Mesopotamian civilisation like any other society had a definite social structure. Mesopotamians did not have a perfectly egalitarian society. There were both powerful and the powerless class, the rich and the poor. The temple and the palace were the prominent social institutions of the time.

King was the ruler of the land. Kings were believed to have possessed divine powers. King had the duties of ensuring the welfare of the people and securing their life and property. King also had the duty of taking care of the temple because it was the household of god.

Government officials, nobles and priests were the top in the hierarchy. Merchants, artisans, labourers, craftsmen and farmers constituted the second level of the hierarchy. The prisoners of war, the slaves were in the bottom of the social ladder. Commoners were the free citizens of the country protected by law.

The priests were one of the most powerful classes. They were to please the gods and prevent the masses from indulging in activities unpleasant to gods. They were the healers. Priests generally shaved their heads. They were wore cloaks made from sheep wool to keep warm in winter.
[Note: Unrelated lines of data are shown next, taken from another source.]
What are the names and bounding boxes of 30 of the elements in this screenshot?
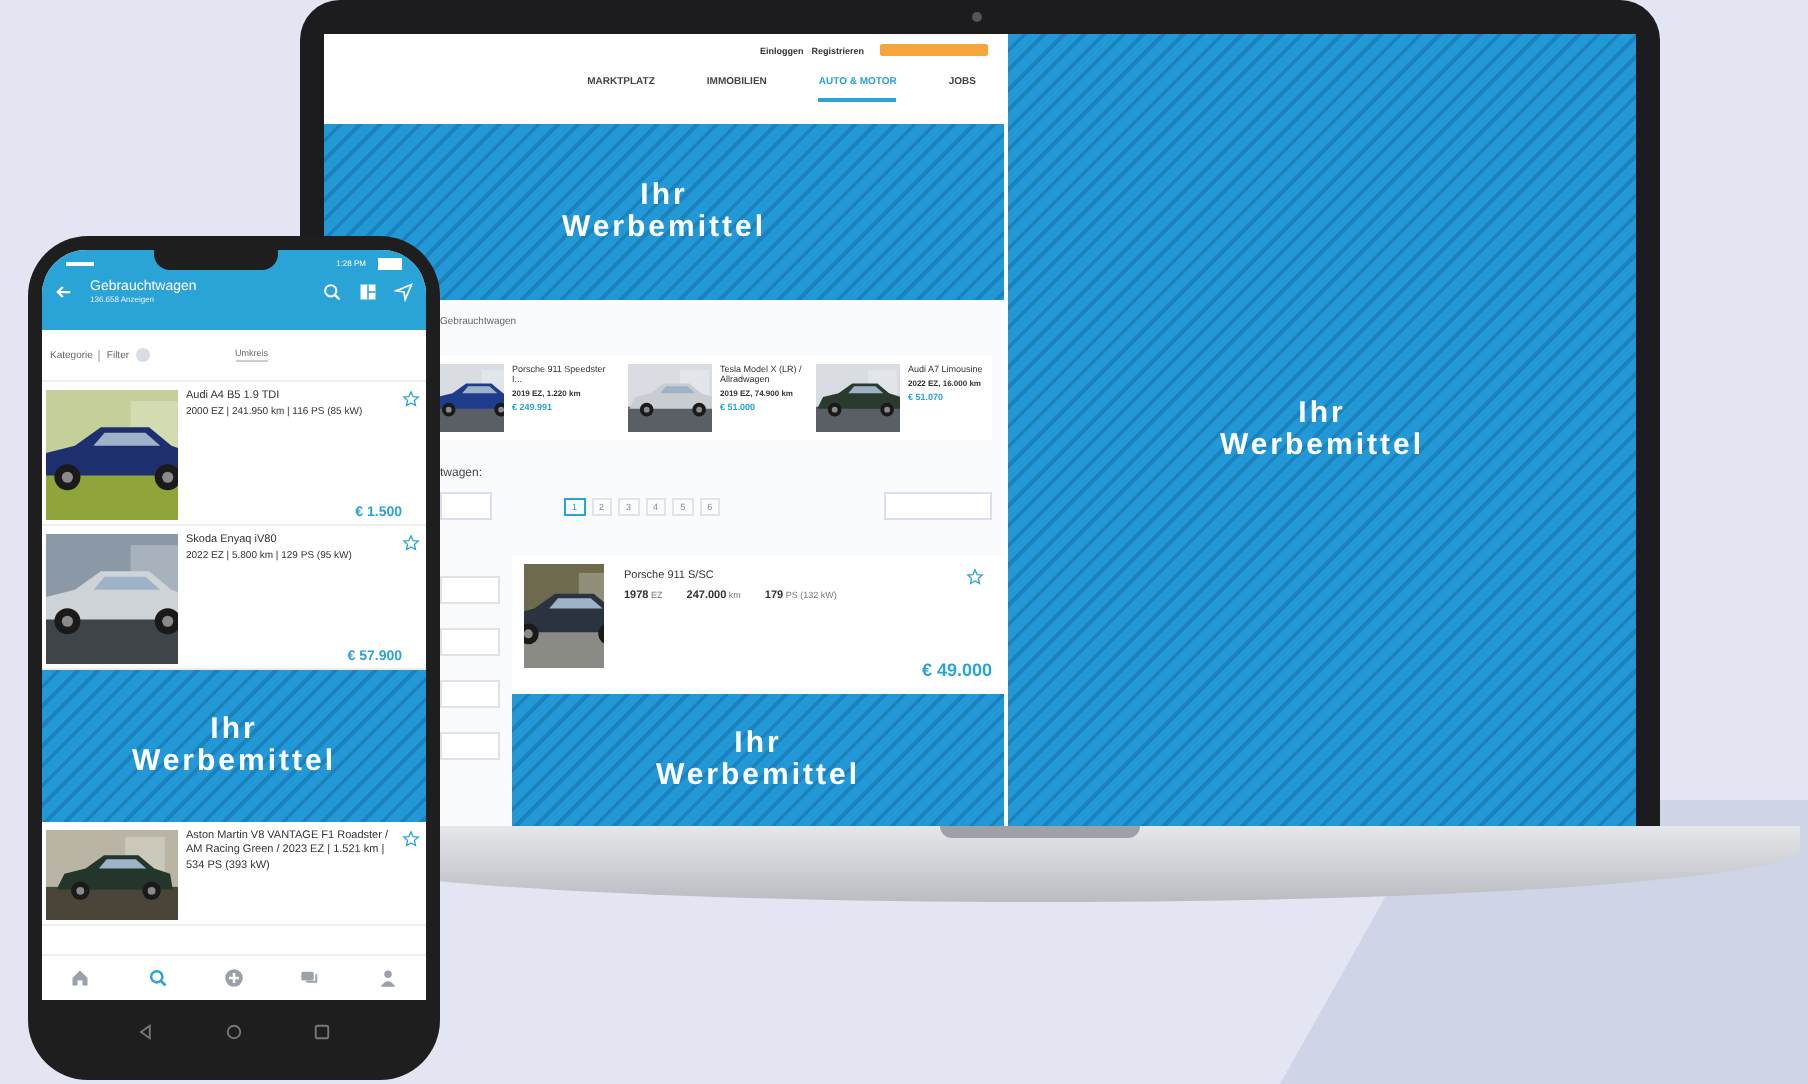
ad-text: Ihr Werbemittel [655,727,861,793]
grid-icon[interactable] [358,282,378,302]
filter-field[interactable] [440,576,500,604]
add-icon[interactable] [223,968,244,988]
back-icon[interactable] [136,1022,156,1042]
ad-text: Ihr Werbemittel [1219,397,1425,463]
favorite-star-icon[interactable] [966,568,984,586]
chat-icon[interactable] [300,968,321,988]
recent-apps-icon[interactable] [312,1022,332,1042]
favorite-star-icon[interactable] [402,830,420,848]
ad-text: Ihr Werbemittel [561,179,767,245]
filter-field[interactable] [440,732,500,760]
back-arrow-icon[interactable] [54,282,74,302]
profile-icon[interactable] [377,968,398,988]
battery-icon [378,257,402,269]
phone-notch [153,250,278,270]
search-icon[interactable] [147,968,168,988]
filter-badge-icon [135,348,150,362]
favorite-star-icon[interactable] [402,534,420,552]
filter-field[interactable] [440,680,500,708]
home-icon[interactable] [70,968,91,988]
favorite-star-icon[interactable] [402,390,420,408]
location-arrow-icon[interactable] [394,282,414,302]
ad-text: Ihr Werbemittel [131,713,337,779]
search-icon[interactable] [322,282,342,302]
car-price: € 49.000 [921,660,992,680]
home-button-icon[interactable] [224,1022,244,1042]
filter-field[interactable] [440,628,500,656]
input-field[interactable] [440,492,492,520]
camera-icon [972,12,982,22]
The rich led a luxurious life. The general public was hardworking and comfortable with their way of life. Social mobility was possible. There were no rigid rules of following the paternal occupation.

Slavery existed in ancient Mesopotamia. Usually, the prisoners of war were brought into the city and converted into slaves. They did not have any rights as normal citizens of the land. They were bought and sold, which is evident from numerous trade documents. A male slave was called a mountain boy and a female slave a mountain girl.